Enclosure, Lisnalea, Co. Kilkenny
Co. Kilkenny |
Enclosures
On a low ridge between two valleys in County Kilkenny, there is a field that offers good views in every direction and shows nothing of what it once contained.
No earthwork rises from the grass, no bank catches the light at a low angle, no hollow betrays a former interior. Whatever was here has been so thoroughly erased that the ground itself gives no indication anything ever stood.

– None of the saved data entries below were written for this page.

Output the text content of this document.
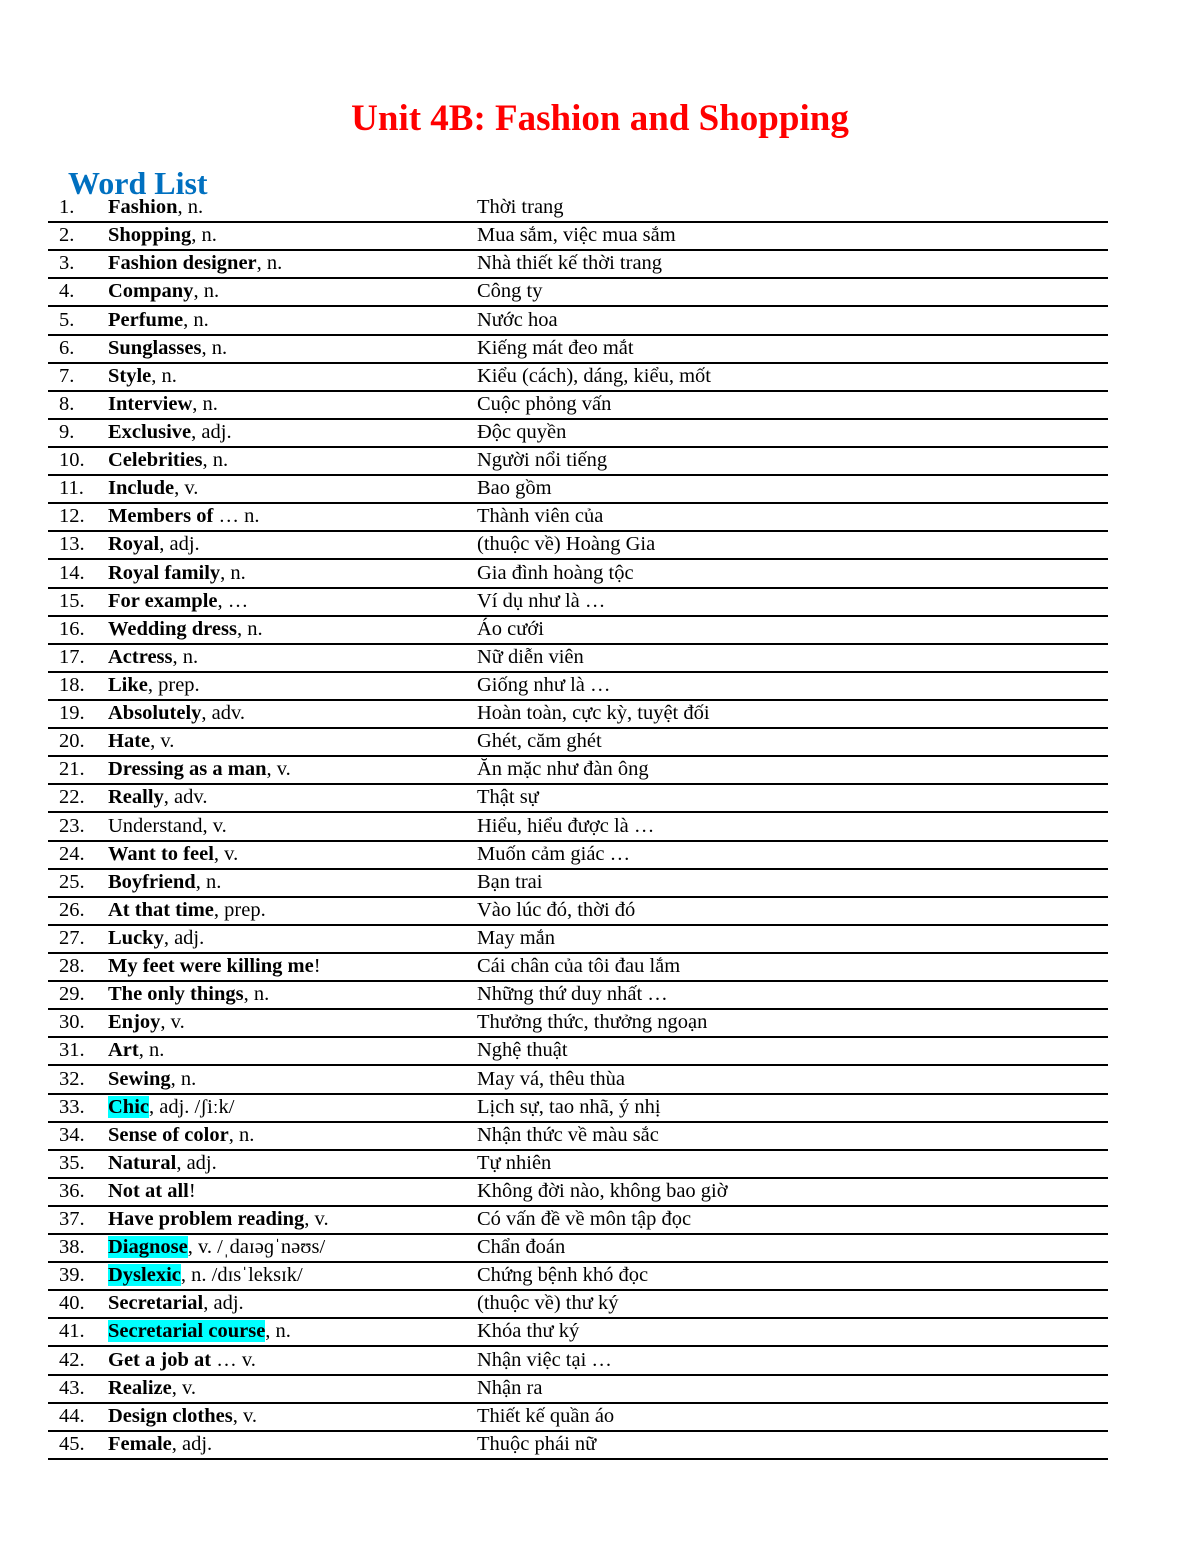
Unit 4B: Fashion and Shopping
Word List
1. Fashion, n.	Thời trang
2. Shopping, n.	Mua sắm, việc mua sắm
3. Fashion designer, n.	Nhà thiết kế thời trang
4. Company, n.	Công ty
5. Perfume, n.	Nước hoa
6. Sunglasses, n.	Kiếng mát đeo mắt
7. Style, n.	Kiểu (cách), dáng, kiểu, mốt
8. Interview, n.	Cuộc phỏng vấn
9. Exclusive, adj.	Độc quyền
10. Celebrities, n.	Người nổi tiếng
11. Include, v.	Bao gồm
12. Members of … n.	Thành viên của
13. Royal, adj.	(thuộc về) Hoàng Gia
14. Royal family, n.	Gia đình hoàng tộc
15. For example, …	Ví dụ như là …
16. Wedding dress, n.	Áo cưới
17. Actress, n.	Nữ diễn viên
18. Like, prep.	Giống như là …
19. Absolutely, adv.	Hoàn toàn, cực kỳ, tuyệt đối
20. Hate, v.	Ghét, căm ghét
21. Dressing as a man, v.	Ăn mặc như đàn ông
22. Really, adv.	Thật sự
23. Understand, v.	Hiểu, hiểu được là …
24. Want to feel, v.	Muốn cảm giác …
25. Boyfriend, n.	Bạn trai
26. At that time, prep.	Vào lúc đó, thời đó
27. Lucky, adj.	May mắn
28. My feet were killing me!	Cái chân của tôi đau lắm
29. The only things, n.	Những thứ duy nhất …
30. Enjoy, v.	Thưởng thức, thưởng ngoạn
31. Art, n.	Nghệ thuật
32. Sewing, n.	May vá, thêu thùa
33. Chic, adj. /ʃiːk/	Lịch sự, tao nhã, ý nhị
34. Sense of color, n.	Nhận thức về màu sắc
35. Natural, adj.	Tự nhiên
36. Not at all!	Không đời nào, không bao giờ
37. Have problem reading, v.	Có vấn đề về môn tập đọc
38. Diagnose, v. /ˌdaɪəɡˈnəʊs/	Chẩn đoán
39. Dyslexic, n. /dɪsˈleksɪk/	Chứng bệnh khó đọc
40. Secretarial, adj.	(thuộc về) thư ký
41. Secretarial course, n.	Khóa thư ký
42. Get a job at … v.	Nhận việc tại …
43. Realize, v.	Nhận ra
44. Design clothes, v.	Thiết kế quần áo
45. Female, adj.	Thuộc phái nữ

The enclosure in question was a small, roughly circular structure, approximately twenty metres across, of the kind that appears in some form across much of rural Ireland, sometimes associated with early settlement, sometimes with stock management, sometimes with purposes that remain genuinely unclear. It was recorded on the first edition Ordnance Survey six-inch map of 1839, which means surveyors could still see it clearly enough to trace its outline when they moved through this part of Kilkenny in the late 1830s. By the time the OS returned to revise the map around 1900, it was gone. At some point in those intervening decades, the enclosure was levelled, the surrounding field boundaries were reorganised, and a new boundary running northwest to southeast was laid down immediately to the northeast of where the enclosure had been. The land was reclaimed for pasture, and the feature was absorbed into the working agricultural landscape without leaving any surface trace.
What makes this site quietly affecting is precisely that absence. The 1839 map is now the only record of its shape, its position on the southwest side of the hillock, its modest diameter. The ridge itself survives, the views survive, the grass survives. The enclosure does not, and nothing at ground level would prompt a passing walker to wonder what had once been there.